Crime Library: Criminal Minds and Methods

Nannie Doss: Lonely Hearts Lady Loved Her Man to Death

Goodbye Frank

International events had thrust America into a world war; American GIs were dying by the droves in Europe and the Pacific, and the world had little time to note the deaths of an infant girl and a two-year-old boy in an out-of-the-way burgh in the foothills of northeastern Alabama. In August, 1945, the last of the enemy powers, Japan, surrendered; the nation thought of one thing: to welcome home its fathers, brothers, sons. In every state in the union, there was hailing and bunting and balloons and all-round ecstasy. Alabama was no exception. On the night of September 15, 1945, Frank Harrelson went out to the tavern to welcome home some friends from overseas.
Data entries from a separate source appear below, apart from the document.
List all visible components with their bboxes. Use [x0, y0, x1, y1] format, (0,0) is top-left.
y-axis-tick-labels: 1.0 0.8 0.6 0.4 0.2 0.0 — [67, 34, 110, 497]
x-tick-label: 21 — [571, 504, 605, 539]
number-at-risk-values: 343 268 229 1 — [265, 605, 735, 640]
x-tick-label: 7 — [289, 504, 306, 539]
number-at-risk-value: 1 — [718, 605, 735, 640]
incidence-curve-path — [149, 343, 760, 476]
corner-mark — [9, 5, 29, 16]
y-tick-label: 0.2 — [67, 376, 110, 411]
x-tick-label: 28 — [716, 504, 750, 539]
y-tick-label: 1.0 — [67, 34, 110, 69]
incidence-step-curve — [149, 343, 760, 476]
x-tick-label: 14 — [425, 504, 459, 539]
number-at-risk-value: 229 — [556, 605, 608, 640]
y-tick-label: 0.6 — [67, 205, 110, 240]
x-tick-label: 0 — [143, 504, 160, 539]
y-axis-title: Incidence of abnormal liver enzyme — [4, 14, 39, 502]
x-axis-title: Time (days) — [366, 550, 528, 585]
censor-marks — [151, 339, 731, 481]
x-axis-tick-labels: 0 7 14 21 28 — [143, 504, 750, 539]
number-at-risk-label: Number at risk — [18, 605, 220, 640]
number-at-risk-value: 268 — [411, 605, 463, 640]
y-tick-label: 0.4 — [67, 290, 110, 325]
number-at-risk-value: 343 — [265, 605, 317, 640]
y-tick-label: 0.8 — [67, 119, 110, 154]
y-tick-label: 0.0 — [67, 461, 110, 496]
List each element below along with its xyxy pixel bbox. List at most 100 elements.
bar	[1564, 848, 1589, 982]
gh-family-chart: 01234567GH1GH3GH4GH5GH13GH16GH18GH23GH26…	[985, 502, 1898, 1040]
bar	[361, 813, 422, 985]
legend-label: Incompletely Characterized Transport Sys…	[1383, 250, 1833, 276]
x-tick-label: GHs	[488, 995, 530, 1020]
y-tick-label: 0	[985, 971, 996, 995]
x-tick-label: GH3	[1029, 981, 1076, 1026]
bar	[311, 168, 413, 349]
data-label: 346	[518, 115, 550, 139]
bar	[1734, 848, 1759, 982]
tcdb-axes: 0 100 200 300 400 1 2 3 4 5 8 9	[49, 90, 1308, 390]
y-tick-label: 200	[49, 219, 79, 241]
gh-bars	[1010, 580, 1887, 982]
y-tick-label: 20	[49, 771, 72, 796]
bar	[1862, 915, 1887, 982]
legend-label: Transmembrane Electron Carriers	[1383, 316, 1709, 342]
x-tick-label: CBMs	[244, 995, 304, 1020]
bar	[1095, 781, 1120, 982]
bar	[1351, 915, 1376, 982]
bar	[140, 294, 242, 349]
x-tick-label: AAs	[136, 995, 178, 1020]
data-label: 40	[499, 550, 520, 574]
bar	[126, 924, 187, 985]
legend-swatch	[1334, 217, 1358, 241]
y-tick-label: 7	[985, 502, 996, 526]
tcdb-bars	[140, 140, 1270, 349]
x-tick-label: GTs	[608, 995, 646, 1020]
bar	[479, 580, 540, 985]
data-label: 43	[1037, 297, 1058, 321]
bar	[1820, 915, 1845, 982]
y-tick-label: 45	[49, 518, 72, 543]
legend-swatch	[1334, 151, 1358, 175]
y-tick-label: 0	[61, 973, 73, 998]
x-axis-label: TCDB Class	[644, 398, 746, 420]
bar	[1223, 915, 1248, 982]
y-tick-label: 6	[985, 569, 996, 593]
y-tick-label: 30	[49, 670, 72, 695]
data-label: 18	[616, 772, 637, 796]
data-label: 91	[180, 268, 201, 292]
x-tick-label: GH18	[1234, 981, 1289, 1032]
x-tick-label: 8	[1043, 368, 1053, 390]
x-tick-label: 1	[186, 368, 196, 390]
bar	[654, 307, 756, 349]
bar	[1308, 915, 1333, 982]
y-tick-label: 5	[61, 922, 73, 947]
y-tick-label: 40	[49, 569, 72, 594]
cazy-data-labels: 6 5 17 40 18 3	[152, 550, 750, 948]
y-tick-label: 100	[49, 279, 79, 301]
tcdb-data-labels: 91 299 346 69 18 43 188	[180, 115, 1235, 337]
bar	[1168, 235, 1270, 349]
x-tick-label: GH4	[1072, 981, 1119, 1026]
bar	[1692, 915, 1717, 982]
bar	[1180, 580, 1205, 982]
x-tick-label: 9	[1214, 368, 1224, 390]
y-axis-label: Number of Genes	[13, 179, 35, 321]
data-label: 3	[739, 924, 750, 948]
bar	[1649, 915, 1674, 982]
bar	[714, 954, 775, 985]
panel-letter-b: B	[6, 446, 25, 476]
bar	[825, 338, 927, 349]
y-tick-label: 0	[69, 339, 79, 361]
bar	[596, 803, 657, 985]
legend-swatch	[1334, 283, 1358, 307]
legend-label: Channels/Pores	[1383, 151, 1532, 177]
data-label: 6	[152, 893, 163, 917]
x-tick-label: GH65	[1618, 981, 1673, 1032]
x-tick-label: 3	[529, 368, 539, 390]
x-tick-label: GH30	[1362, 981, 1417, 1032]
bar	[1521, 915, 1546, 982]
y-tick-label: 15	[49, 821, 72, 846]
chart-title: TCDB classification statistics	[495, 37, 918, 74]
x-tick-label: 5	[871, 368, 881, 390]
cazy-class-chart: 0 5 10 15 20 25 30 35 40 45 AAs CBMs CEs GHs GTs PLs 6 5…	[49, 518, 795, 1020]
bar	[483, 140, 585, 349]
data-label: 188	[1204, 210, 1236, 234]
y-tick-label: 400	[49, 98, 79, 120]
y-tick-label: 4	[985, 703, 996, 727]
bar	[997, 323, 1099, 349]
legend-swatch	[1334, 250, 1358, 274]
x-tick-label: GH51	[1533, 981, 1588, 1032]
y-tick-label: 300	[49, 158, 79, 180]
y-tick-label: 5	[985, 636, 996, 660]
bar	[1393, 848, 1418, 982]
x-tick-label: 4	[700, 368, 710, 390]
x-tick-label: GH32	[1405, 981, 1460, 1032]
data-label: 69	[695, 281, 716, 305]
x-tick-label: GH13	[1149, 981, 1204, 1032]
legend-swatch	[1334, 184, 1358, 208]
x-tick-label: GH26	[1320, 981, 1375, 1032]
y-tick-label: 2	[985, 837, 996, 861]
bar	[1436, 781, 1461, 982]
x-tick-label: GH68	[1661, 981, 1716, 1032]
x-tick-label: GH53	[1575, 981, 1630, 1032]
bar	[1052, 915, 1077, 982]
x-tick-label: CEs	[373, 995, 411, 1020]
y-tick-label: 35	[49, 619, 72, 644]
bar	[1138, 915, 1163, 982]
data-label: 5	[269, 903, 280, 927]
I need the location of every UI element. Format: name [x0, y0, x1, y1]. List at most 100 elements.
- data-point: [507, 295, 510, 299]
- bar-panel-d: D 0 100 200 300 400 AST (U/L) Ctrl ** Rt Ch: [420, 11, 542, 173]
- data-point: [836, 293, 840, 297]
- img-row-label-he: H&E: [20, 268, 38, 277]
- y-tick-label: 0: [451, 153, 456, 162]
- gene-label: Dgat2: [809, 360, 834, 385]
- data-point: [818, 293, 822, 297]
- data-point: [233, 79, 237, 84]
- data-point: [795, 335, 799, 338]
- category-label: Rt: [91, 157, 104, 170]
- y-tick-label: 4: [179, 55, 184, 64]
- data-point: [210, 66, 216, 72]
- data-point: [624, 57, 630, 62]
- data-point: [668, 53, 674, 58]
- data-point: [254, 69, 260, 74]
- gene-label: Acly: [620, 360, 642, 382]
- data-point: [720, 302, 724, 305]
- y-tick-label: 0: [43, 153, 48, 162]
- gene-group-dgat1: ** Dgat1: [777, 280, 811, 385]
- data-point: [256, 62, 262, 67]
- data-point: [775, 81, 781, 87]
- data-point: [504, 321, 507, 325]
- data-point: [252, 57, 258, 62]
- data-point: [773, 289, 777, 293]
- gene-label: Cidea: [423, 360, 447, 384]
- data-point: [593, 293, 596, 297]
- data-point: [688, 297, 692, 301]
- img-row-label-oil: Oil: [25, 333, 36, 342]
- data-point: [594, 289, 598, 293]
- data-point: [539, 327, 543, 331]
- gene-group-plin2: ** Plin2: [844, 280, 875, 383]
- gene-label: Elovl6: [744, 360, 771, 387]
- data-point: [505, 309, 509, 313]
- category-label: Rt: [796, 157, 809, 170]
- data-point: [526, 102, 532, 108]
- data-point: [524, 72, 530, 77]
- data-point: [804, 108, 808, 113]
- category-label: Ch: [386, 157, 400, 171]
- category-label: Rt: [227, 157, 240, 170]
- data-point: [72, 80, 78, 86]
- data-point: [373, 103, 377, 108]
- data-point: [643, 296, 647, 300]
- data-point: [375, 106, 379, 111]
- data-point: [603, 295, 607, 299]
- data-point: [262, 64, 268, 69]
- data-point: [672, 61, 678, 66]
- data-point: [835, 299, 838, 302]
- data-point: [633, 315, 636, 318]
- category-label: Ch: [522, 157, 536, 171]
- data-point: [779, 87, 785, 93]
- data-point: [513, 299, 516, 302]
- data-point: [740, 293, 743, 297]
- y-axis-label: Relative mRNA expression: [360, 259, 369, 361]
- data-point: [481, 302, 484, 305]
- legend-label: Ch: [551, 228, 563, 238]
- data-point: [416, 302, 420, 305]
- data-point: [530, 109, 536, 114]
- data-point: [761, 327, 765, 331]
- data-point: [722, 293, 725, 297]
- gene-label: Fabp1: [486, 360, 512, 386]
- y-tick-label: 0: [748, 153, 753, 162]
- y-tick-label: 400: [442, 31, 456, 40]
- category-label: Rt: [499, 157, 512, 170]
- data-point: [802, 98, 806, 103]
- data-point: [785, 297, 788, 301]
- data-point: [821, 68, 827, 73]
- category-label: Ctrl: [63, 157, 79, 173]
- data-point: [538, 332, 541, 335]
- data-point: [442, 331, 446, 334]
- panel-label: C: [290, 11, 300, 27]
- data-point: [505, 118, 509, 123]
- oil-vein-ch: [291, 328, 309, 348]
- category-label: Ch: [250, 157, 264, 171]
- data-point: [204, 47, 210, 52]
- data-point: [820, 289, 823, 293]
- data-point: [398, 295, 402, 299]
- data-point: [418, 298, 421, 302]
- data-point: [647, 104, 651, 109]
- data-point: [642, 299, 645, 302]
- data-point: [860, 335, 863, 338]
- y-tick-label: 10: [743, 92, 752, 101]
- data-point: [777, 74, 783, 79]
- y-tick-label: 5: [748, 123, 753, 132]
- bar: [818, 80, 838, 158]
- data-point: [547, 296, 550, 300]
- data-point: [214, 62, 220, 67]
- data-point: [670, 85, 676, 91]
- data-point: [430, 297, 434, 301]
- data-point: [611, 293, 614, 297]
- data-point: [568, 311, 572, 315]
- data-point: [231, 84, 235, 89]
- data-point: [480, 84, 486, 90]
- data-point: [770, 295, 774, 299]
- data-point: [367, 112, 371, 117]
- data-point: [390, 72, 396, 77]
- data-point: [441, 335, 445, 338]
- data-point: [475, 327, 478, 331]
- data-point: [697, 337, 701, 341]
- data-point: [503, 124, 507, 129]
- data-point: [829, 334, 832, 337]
Tonight patriotism had given him an excuse to get loaded.

Arriving home, he was still in a festive mood. He wanted sex, fireworks style, and he wanted it fast. When Nannie refused, he slammed the wall with a ham-size fist and shouted, "If'n you don't listen to me, woman, I ain't gonna be here next week."

She listened to him, just to avoid a broken jaw.

"As they had sex, Nannie stared at the ceiling and vowed to get even," author Terry Manners declares. "The next day, tending the little rose garden she adored, she found her husband's corn liquor jar hidden deep in the surrounding flower-bed. That was enough. She liked to keep her yard pretty. She took the jar to the storeroom, poured away some of the foul drink...and topped it with rat poison. (That evening) Harrelson died of excruciating pain, aged just thirty-eight. An hour later, Nannie washed out the empty-corn liquor jar."

Sherby Green states, "Nannie later stated that she married him for love, but like all her amours she loved the continental sound of that word Frank Harrelson was no Sir Lancelot. Instead, he was a jailbird and a drunkard, and now he was a dead husband. Killing husbands became easier after that. Killing, in general, had become a cinch."